Sydney, March 31 (Inditop.com) Three Australia-based Sri Lankan Tamil Tiger supporters were freed by the Supreme Court here Wednesday on bonds of good conduct after they pleaded guilty to helping the rebels.
The Supreme Court was told that a charity organisation in Australia was used as a cover to collect and send money to the Tamil Tigers. One of the three men also admitted sending electronic components to the outfit, the Herald Sun reported Wednesday.
Tamil newspaper editor Sivarajah Yathavan of Vermont South, Aruran Vinayagamoorthy of Mount Waverley and Sydney accountant Arumugan Rajeevan each pleaded guilty to providing more than $1 million in cash to the Liberation Tigers of Tamil Eelam (LTTE).
All three admitted supporting the LTTE but denied being its members. They claimed the $1.9 million they helped collect in Australia between August 2001 and November 2005 was for humanitarian purposes in Sri Lanka, a claim that was disputed by the prosecution.
Vinayagamoorthy also pleaded guilty to making electronic components available to the LTTE, which was crushed in May last year by the military in Sri Lanka.
The three men were freed on bonds of good behaviour by Supreme Court judge Paul Coghlan.

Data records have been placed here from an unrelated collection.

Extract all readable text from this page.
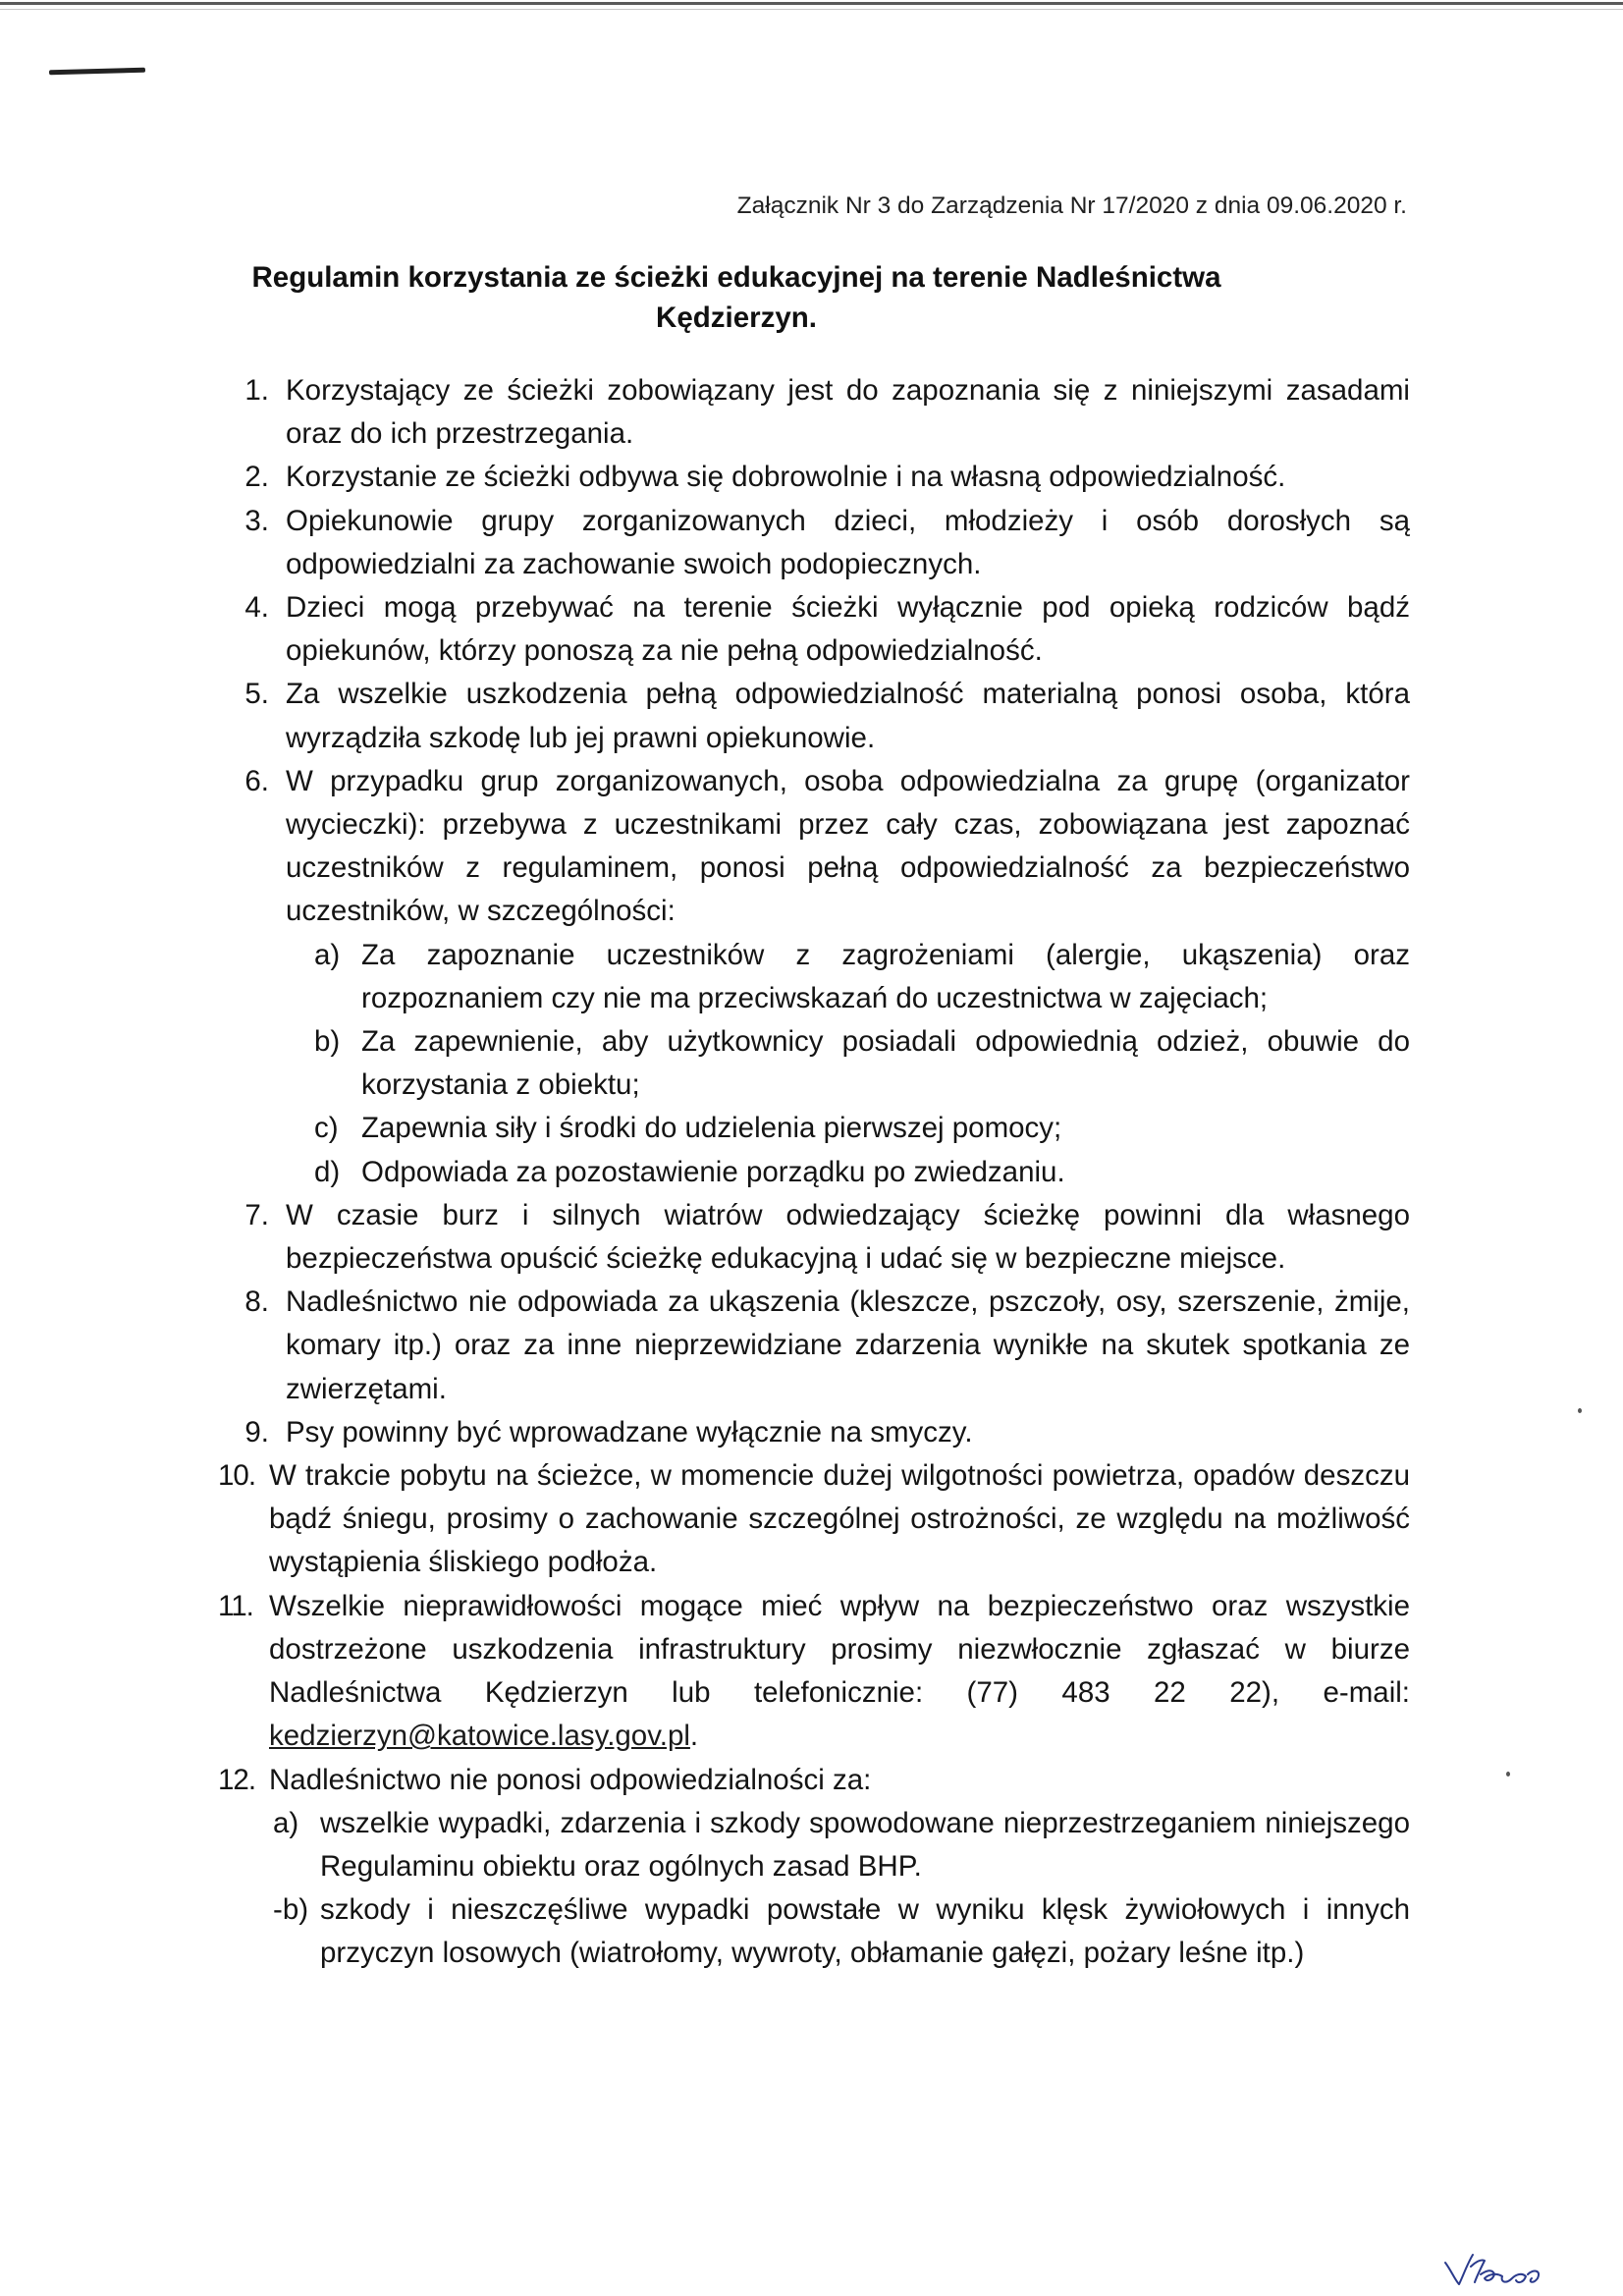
Załącznik Nr 3 do Zarządzenia Nr 17/2020 z dnia 09.06.2020 r.
Regulamin korzystania ze ścieżki edukacyjnej na terenie Nadleśnictwa Kędzierzyn.
1. Korzystający ze ścieżki zobowiązany jest do zapoznania się z niniejszymi zasadami oraz do ich przestrzegania.
2. Korzystanie ze ścieżki odbywa się dobrowolnie i na własną odpowiedzialność.
3. Opiekunowie grupy zorganizowanych dzieci, młodzieży i osób dorosłych są odpowiedzialni za zachowanie swoich podopiecznych.
4. Dzieci mogą przebywać na terenie ścieżki wyłącznie pod opieką rodziców bądź opiekunów, którzy ponoszą za nie pełną odpowiedzialność.
5. Za wszelkie uszkodzenia pełną odpowiedzialność materialną ponosi osoba, która wyrządziła szkodę lub jej prawni opiekunowie.
6. W przypadku grup zorganizowanych, osoba odpowiedzialna za grupę (organizator wycieczki): przebywa z uczestnikami przez cały czas, zobowiązana jest zapoznać uczestników z regulaminem, ponosi pełną odpowiedzialność za bezpieczeństwo uczestników, w szczególności:
a) Za zapoznanie uczestników z zagrożeniami (alergie, ukąszenia) oraz rozpoznaniem czy nie ma przeciwskazań do uczestnictwa w zajęciach;
b) Za zapewnienie, aby użytkownicy posiadali odpowiednią odzież, obuwie do korzystania z obiektu;
c) Zapewnia siły i środki do udzielenia pierwszej pomocy;
d) Odpowiada za pozostawienie porządku po zwiedzaniu.
7. W czasie burz i silnych wiatrów odwiedzający ścieżkę powinni dla własnego bezpieczeństwa opuścić ścieżkę edukacyjną i udać się w bezpieczne miejsce.
8. Nadleśnictwo nie odpowiada za ukąszenia (kleszcze, pszczoły, osy, szerszenie, żmije, komary itp.) oraz za inne nieprzewidziane zdarzenia wynikłe na skutek spotkania ze zwierzętami.
9. Psy powinny być wprowadzane wyłącznie na smyczy.
10. W trakcie pobytu na ścieżce, w momencie dużej wilgotności powietrza, opadów deszczu bądź śniegu, prosimy o zachowanie szczególnej ostrożności, ze względu na możliwość wystąpienia śliskiego podłoża.
11. Wszelkie nieprawidłowości mogące mieć wpływ na bezpieczeństwo oraz wszystkie dostrzeżone uszkodzenia infrastruktury prosimy niezwłocznie zgłaszać w biurze Nadleśnictwa Kędzierzyn lub telefonicznie: (77) 483 22 22), e-mail: kedzierzyn@katowice.lasy.gov.pl.
12. Nadleśnictwo nie ponosi odpowiedzialności za:
a) wszelkie wypadki, zdarzenia i szkody spowodowane nieprzestrzeganiem niniejszego Regulaminu obiektu oraz ogólnych zasad BHP.
-b) szkody i nieszczęśliwe wypadki powstałe w wyniku klęsk żywiołowych i innych przyczyn losowych (wiatrołomy, wywroty, obłamanie gałęzi, pożary leśne itp.)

All three were originally charged in 2007 with more serious terrorism offences carrying sentences of 25 years after police raids on their houses in 2005 found photographic evidence linking them with LTTE founder and commander Velupillai Prabhakaran.
Police also found video footage of Rajeevan and Yathavan firing a machine gun on a Tamil Tiger boat in Sri Lanka. The two were granted access to one of their training camps in 2003.
The accused faced sentences of five years under a UN charter, which says it is an offence to provide assets to a UN-proscribed entity. The charges were dropped last year due the difficulty of proving the that LTTE was a terrorist organisation when it was not declared as such in Australia.